Selon des poètes postérieurs à Homère, Europê est amenée par Zeus de Phénicie en Krête, où elle lui donne trois fils, Minôs, Rhadamanthe et Sarpêdôn. Celui-ci quitte la Krête et s’établit en Lykia, contrée dont la population, ainsi que celle de beaucoup d’autres parties de l’Asie Mineure, se rattache à la Krête par diverses généalogies mythiques, quoique le Sarpêdôn de l’Iliade n’ait pas de rapports avec cette île et ne soit pas le fils d’Europê. Sarpêdôn, devenu roi de Lykia, obtint de son père, Zeus, la faveur de vivre pendant trois générations[3]. A la même époque le jeune Milêtos, favori de Sarpêdôn, quittait la Krête et fondait sur la côte de l’Asie Mineure la ville qui porta son nom. Rhadamanthe devint souverain et législateur des îles de la mer Égée ; il vint dans la suite en Bœôtia, où il épousa Alkmênê, mère d’Hêraklês, alors veuve.

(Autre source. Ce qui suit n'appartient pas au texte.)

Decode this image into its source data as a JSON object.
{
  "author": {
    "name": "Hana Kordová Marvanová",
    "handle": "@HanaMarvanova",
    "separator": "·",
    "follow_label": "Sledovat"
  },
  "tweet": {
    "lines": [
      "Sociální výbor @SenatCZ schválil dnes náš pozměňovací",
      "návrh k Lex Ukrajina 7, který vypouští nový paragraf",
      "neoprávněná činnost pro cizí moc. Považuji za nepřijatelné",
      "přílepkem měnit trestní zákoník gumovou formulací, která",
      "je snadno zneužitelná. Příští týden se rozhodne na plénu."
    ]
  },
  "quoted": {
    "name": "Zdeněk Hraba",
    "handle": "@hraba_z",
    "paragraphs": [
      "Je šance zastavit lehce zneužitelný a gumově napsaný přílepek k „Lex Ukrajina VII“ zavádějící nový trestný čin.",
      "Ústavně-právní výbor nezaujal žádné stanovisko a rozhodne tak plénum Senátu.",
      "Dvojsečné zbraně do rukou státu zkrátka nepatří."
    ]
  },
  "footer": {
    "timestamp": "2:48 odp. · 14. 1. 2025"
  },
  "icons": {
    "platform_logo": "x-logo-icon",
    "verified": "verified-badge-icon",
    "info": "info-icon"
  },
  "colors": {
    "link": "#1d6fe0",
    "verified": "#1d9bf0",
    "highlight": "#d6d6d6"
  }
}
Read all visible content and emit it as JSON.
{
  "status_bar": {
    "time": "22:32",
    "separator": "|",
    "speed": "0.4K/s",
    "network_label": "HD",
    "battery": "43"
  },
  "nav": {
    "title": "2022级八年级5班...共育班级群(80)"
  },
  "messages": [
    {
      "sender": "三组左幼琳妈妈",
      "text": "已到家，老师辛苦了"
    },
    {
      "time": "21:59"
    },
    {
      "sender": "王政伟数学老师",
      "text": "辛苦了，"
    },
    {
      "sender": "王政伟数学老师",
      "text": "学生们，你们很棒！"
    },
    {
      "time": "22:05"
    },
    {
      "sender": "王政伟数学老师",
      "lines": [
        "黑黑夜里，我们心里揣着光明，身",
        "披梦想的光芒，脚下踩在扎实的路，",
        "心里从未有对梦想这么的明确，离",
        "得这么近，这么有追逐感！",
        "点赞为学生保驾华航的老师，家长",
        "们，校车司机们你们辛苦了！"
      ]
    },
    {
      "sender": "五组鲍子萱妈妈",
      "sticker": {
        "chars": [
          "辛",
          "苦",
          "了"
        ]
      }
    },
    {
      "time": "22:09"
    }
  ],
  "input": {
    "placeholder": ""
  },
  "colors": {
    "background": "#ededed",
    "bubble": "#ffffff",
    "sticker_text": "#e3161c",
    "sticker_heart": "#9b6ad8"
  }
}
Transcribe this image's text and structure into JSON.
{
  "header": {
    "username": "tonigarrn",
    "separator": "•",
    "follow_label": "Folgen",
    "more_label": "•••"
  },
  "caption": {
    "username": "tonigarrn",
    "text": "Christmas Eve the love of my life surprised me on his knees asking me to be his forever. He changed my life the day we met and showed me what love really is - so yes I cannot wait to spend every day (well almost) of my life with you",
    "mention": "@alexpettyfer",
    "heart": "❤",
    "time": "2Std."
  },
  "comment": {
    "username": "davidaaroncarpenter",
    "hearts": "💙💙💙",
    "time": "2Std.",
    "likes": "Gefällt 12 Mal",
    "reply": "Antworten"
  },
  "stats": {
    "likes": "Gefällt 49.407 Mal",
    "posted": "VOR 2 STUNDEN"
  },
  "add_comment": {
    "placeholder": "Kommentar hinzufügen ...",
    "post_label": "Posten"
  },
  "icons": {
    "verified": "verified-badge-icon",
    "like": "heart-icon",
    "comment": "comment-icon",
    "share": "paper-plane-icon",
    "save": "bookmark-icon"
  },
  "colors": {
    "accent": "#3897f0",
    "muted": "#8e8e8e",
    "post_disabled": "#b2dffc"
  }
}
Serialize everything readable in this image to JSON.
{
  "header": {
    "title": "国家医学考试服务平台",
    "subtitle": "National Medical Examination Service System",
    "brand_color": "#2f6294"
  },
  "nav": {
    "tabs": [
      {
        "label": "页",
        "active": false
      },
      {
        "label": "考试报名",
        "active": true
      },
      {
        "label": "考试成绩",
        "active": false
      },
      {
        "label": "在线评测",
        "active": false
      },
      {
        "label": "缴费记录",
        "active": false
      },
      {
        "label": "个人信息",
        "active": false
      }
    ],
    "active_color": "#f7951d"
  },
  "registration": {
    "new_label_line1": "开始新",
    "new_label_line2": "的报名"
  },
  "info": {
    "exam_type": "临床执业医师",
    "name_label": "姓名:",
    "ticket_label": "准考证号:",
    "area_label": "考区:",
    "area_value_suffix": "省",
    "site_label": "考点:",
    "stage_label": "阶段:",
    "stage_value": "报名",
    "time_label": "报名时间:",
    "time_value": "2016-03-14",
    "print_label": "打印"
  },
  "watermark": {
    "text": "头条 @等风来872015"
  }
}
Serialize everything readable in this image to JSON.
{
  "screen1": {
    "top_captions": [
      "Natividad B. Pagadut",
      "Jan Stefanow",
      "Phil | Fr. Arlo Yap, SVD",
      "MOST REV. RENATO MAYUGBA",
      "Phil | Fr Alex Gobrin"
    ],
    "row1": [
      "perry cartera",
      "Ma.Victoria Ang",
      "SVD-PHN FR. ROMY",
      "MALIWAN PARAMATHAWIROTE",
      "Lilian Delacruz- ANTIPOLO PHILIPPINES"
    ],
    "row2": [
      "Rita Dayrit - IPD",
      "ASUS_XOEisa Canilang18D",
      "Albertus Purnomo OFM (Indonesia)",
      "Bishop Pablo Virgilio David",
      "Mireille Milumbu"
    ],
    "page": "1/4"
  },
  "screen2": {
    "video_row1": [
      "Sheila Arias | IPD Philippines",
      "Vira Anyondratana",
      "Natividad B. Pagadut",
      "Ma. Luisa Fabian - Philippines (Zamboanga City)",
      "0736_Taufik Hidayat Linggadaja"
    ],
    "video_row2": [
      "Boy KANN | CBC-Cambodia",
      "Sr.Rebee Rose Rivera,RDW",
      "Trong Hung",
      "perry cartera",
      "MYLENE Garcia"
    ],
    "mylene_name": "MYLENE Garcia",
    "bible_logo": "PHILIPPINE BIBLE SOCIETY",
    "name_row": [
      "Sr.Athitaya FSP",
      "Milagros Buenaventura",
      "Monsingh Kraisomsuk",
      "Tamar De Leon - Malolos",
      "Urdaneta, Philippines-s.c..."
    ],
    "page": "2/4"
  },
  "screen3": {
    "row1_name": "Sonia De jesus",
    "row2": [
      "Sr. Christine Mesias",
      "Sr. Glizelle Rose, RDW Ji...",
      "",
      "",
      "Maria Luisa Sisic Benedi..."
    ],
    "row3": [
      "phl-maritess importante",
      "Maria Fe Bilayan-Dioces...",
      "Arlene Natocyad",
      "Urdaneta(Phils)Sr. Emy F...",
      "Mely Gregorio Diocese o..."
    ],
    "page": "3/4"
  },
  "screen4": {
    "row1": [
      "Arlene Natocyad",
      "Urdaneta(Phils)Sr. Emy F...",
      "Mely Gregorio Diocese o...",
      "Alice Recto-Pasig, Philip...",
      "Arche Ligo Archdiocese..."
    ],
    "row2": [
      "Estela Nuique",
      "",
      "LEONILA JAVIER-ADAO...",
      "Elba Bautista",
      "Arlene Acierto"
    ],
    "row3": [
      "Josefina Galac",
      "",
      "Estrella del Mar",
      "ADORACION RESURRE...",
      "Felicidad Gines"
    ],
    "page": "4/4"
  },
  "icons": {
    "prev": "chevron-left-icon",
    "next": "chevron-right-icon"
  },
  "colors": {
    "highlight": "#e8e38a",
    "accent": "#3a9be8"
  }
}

Europê trouve en Krête un roi Astêrios, qui l’épouse et adopte les enfants qu’elle a eus de Zeus : cet Astêrios est le fils de Krês, l’éponyme de file, ou (selon une autre généalogie par laquelle on essayait de prouver que Minôs était de race Dôrienne), il avait pour mère la fille de Krês, laquelle l’aurait eu de Tektamos, fils de Dôros, venu de Grèce pour s’établir dans cette île.

Minôs épousa Pasiphaê, fille du dieu Hêlios et de Perseïs, et il eut d’elle Katreus, Deukaliôn, Glaukos, Androgeos, — noms marquants dans le récit légendaire, — ainsi que plusieurs filles, parmi lesquelles étaient Ariadnê et Phædra. Il offensa Poseidôn en négligeant d’accomplir un vœu fait solennellement, et le dieu mécontent, pour le punir, inspira à son épouse Pasiphaé une passion monstrueuse pour un taureau. Le grand artiste Dædalos, fils d’Eupalamos, qui s’était enfui d’Athènes, devint le confident de cet amour, dont le fruit fut le Minôtaure, être moitié homme et moitié taureau[4]. Ce Minôtaure fut emprisonné par Minôs dans le labyrinthe, enceinte inextricable construite par Dædalos précisément dans ce but sur l’ordre de Minôs.

Minôs acquit une grande puissance sur mer et chassa les habitants kariens d’un grand nombre d’îles de la mer Ægée, qu’il plaça sous le gouvernement de ses fils, en les mettant sur le pied de tributaires. Il entreprit plusieurs expéditions contre diverses villes de la côte, — l’une contre Nisos, fils de Pandiôn, roi de Megara, qui avait dans ses cheveux une boucle particulière de couleur pourpre : un oracle avait déclaré que ses jours et son trône ne seraient jamais en danger tant qu’il conserverait cette précieuse boucle. La ville serait restée inexpugnable, si la fille de Nisos, Skylla, n’eût conçu pour Minôs une violente passion. Pendant le sommeil de son père, elle coupa la boucle à laquelle était attaché son saut, de sorte que le roi krêtois fut bientôt victorieux. Au lieu de remplir la promesse qu’il avait faite d’emmener avec lui Skylla en Krête, il la précipita de la poupe de son vaisseau dans la mer[5] : Skylla et Nisos furent tous deux changés en oiseaux.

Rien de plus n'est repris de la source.